Nearly 1,500 miles north in Iowa, Jon Green winced when he saw the potential new flood insurance cost for an eight-acre, $289,000 farm he wants to buy outside Des Moines near the Iowa River.

“The regular property insurance is going to be about $1,800 a year,” Green said, “and the quote that we have for flood insurance is $2,614 per month.”

Green expects to close Oct. 22. He keeps studying FEMA’s flood maps for the area, hoping for a break. The current map places the farm in a 100-year flood plain.

“Honestly … $2,614 is a big premium,” Green said.

Climate change has hit Iowa almost as hard as Palm Beach. Temperatures in the Midwest are about 1.3 degrees Fahrenheit warmer than they were in the late 1800s, increasing atmospheric water vapor and heavy rains, said Justin Glisan, an Iowa state climatologist.

Iowa’s second-wettest year was 2018, followed by the 12th-wettest in 2019, Glisan said. Together they accounted for the wettest back-to-back years in nearly a century and a half. Record flooding has become a fact of life.

“We’re more inclined to have higher-intensity, more frequent thunderstorm-driven rainfall” because of climate change, Glisan said.

The impact of global warming is showing up in the data.

When First Street launched its new technological tool in June 2020, it discovered 6 million new at-risk properties that FEMA’s outdated models had missed.

“That’s because our model uses precipitation flooding and a few other techniques that FEMA flood models do not,” said Matthew Eby, the group’s executive director.

First Street also discovered that 2 million additional homes that aren’t threatened now will fall into the flood-risk category over the next 30 years. “You can think your home is fine because it doesn’t have the risk, but as the climate changes, that’s what the data shows,” Eby said.

Using the new technology, analysts at QuoteWizard found millions of potential new flood insurance customers in unlikely places.

According to QuoteWizard, the list of homes in Utah that are at risk of being damaged by rains grew by 91,000, a 416 percent increase from what was previously known. Wyoming’s 27,000 additional homes represent a 325 percent increase, and Montana’s 92,000 additional homes represent a 311 percent increase.

“Not only are we seeing rates change,” VinZant said, “but the number of people who should have flood insurance is astronomically higher than what it is now. It’s crazy, man. It’s unbelievable.”
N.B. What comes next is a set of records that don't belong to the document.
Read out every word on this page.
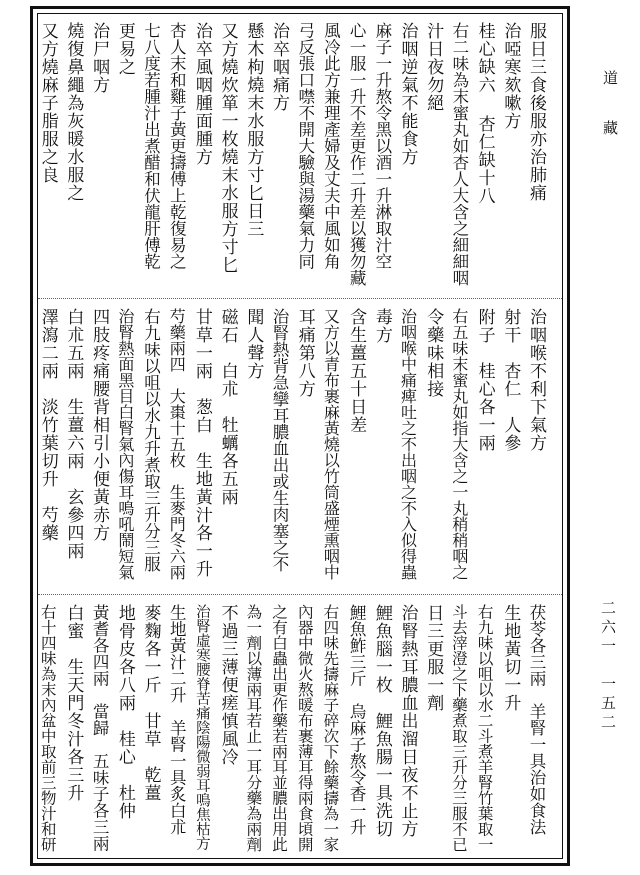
服日三食後服亦治肺痛
治啞寒欬嗽方
桂心缺六 杏仁缺十八
右二味為末蜜丸如杏人大含之細細咽
汁日夜勿絕
治咽逆氣不能食方
麻子一升熬令黑以酒一升淋取汁空
心一服一升不差更作二升差以獲勿藏
風冷此方兼理產婦及丈夫中風如角
弓反張口噤不開大驗與湯藥氣力同
治卒咽痛方
懸木枸燒末水服方寸匕日三
又方燒炊箪一枚燒末水服方寸匕
治卒風咽腫面腫方
杏人末和雞子黃更擣傅上乾復易之
七八度若腫汁出煮醋和伏龍肝傅乾
更易之
治尸咽方
燒復鼻繩為灰暖水服之
又方燒麻子脂服之良
治咽喉不利下氣方
射干　杏仁　人參
附子　桂心各一兩
右五味末蜜丸如指大含之一丸稍稍咽之
令藥味相接
治咽喉中痛痺吐之不出咽之不入似得蟲
毒方
含生薑五十日差
又方以青布裹麻黃燒以竹筒盛煙熏咽中
耳痛第八方
治腎熱背急攣耳膿血出或生肉塞之不
聞人聲方
磁石　白朮　牡蠣各五兩
甘草一兩　葱白　生地黃汁各一升
芍藥兩四　大棗十五枚　生麥門冬六兩
右九味以咀以水九升煮取三升分三服
治腎熱面黑目白腎氣內傷耳鳴吼鬧短氣
四肢疼痛腰背相引小便黃赤方
白朮五兩　生薑六兩　玄參四兩
澤瀉二兩　淡竹葉切升　芍藥
茯苓各三兩　羊腎一具治如食法
生地黃切一升
右九味以咀以水二斗煮羊腎竹葉取一
斗去滓澄之下藥煮取三升分三服不已
日三更服一劑
治腎熱耳膿血出溜日夜不止方
鯉魚腦一枚　鯉魚腸一具洗切
鯉魚鮓三斤　烏麻子熬令香一升
右四味先擣麻子碎次下餘藥擣為一家
內器中微火熬暖布裹薄耳得兩食頃開
之有白蟲出更作藥若兩耳並膿出用此
為一劑以薄兩耳若止一耳分藥為兩劑
不過三薄便瘥慎風冷
治腎虛寒腰脊苦痛陰陽微弱耳鳴焦枯方
生地黃汁二升　羊腎一具炙白朮
麥麴各一斤　甘草　乾薑
地骨皮各八兩　桂心　杜仲
黃耆各四兩　當歸　五味子各三兩
白蜜　生天門冬汁各三升
右十四味為末內盆中取前三物汁和研
道　藏
二六一　一五二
Rise in flood insurance to mirror rising waters, flood debt

A report in September by the Mortgage Bankers Association cited mortgage default risk due to rising interest rates, higher housing prices, new regulations on home construction and climate migration among the potential financial impacts posed by climate change.

First Street’s mission is to assess climate impacts on Americans. In recent years, it brought together academics at the Massachusetts Institute of Technology, Rutgers University and other schools — about 80 people in all — to design a new tool to assess risk related to the changing climate.

The idea, Eby said, was to create one nationally available flood model “with a high enough resolution that we can calculate statistics for each individual home, well beyond FEMA’s capabilities.”

It worked because First Street wasn’t interested in developing a secret formula that it could sell. “We embrace an open-source methodology, and we put everything in the peer-review process,” Eby said.

First Street never worked directly with FEMA, but it presented its model to the agency’s technical committee shortly before the agency made plans to implement Risk Rating 2.0.

In Palm Beach, Bob Holuba said he’ll be fine.

The $5 million house he bought in 2010, now worth $13 million, is fully insured. It sits away from the beach, but near the Lake Worth Lagoon, about seven feet above sea level.

“I never expect to pay less,” Holuba said.

The investor paid $100,000 to replace a sea wall when Hurricane Irma flooded his yard in 2017. His homeowner’s insurance shot up by 25 percent this year — to nearly $50,000 a year. It covers flooding, he said.

“I think the government is doing the right thing, from a policy standpoint,” Holuba said.

Palm Beach’s wealthy can afford the price hike.

If flooding completely destroyed his home, Holuba said, he would just rebuild from scratch.

Lori Rozsa reported from Palm Beach, Fla.